Weird Criminal Law # 366: Was it a Suicide?

MICHIGAN: So grim, so grim…could this have been a suicide? Inquiring minds would like to know. Earlier this year authorities in Pontiac discovered the remains of a woman whose death six years ago went unnoticed because her bills had been set on an automatic bank-debit payment system. Investigators believe the woman is Pia Farenkopf, 49, who had been last seen alive in September of 2008, when she was laid off from her job at a mortgage finance firm. Allegedly, Farenkopf was estranged from her family, and her neighbors who knew she liked to keep to herself. They thought she had moved to Germany, as she had said a few times that she might. How was her death determined? Her money ran out in March 2013, causing the bank to foreclose on her home.
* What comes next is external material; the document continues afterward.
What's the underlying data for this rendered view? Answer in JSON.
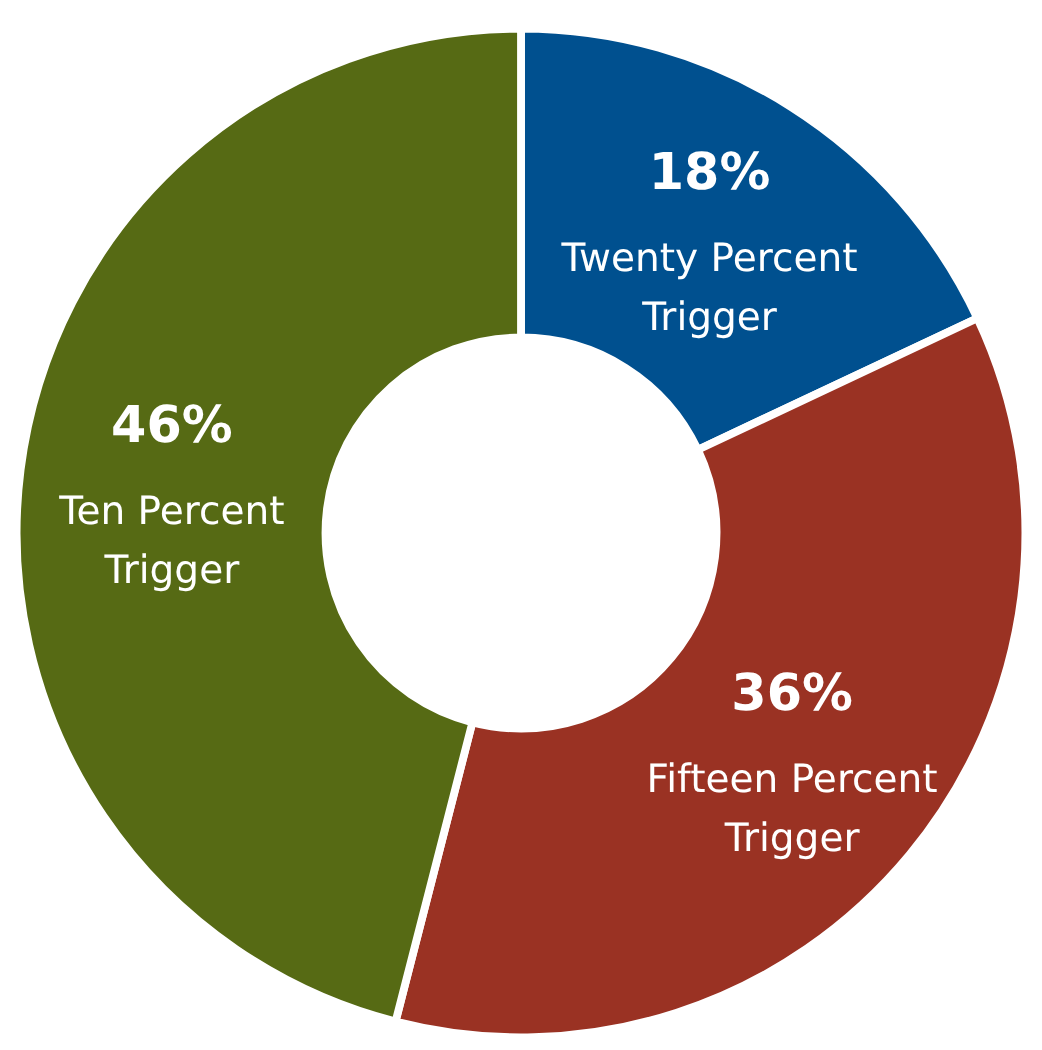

Contractors then started work on the home and discovered the body inside her 2003 Jeep Liberty inside her garage.

 

MINNESOTA: NO POTTY, NO PEACE, NO POTTY, NO PEACE. Lily Prince, a 50 something-year-old factory worker is fighting for her right to take potty breaks.  Ms. Prince who works on a an assembly line, was fired after her bosses refused for hours to give her a bathroom break, and she resorted to peeing in a box. A judge ruled the factory was wrong to deny her the break, and has allowed her lawsuit to go to trial. This was so stupid; perhaps that is why we smell a quick settlement in the works!

 

KANSAS: Better late than never! Someone in Lawrence finally returned a cookbook to the library more than 20 years after checking it out – but failed to pay the $450 overdue fee. Librarians found the copy of The Versatile Grain and the Elegant Bean: A Celebration of the World’s Most healthful Foods, in the overnight drop box at the Lawrence Public Library. The book had been checked out in 1992.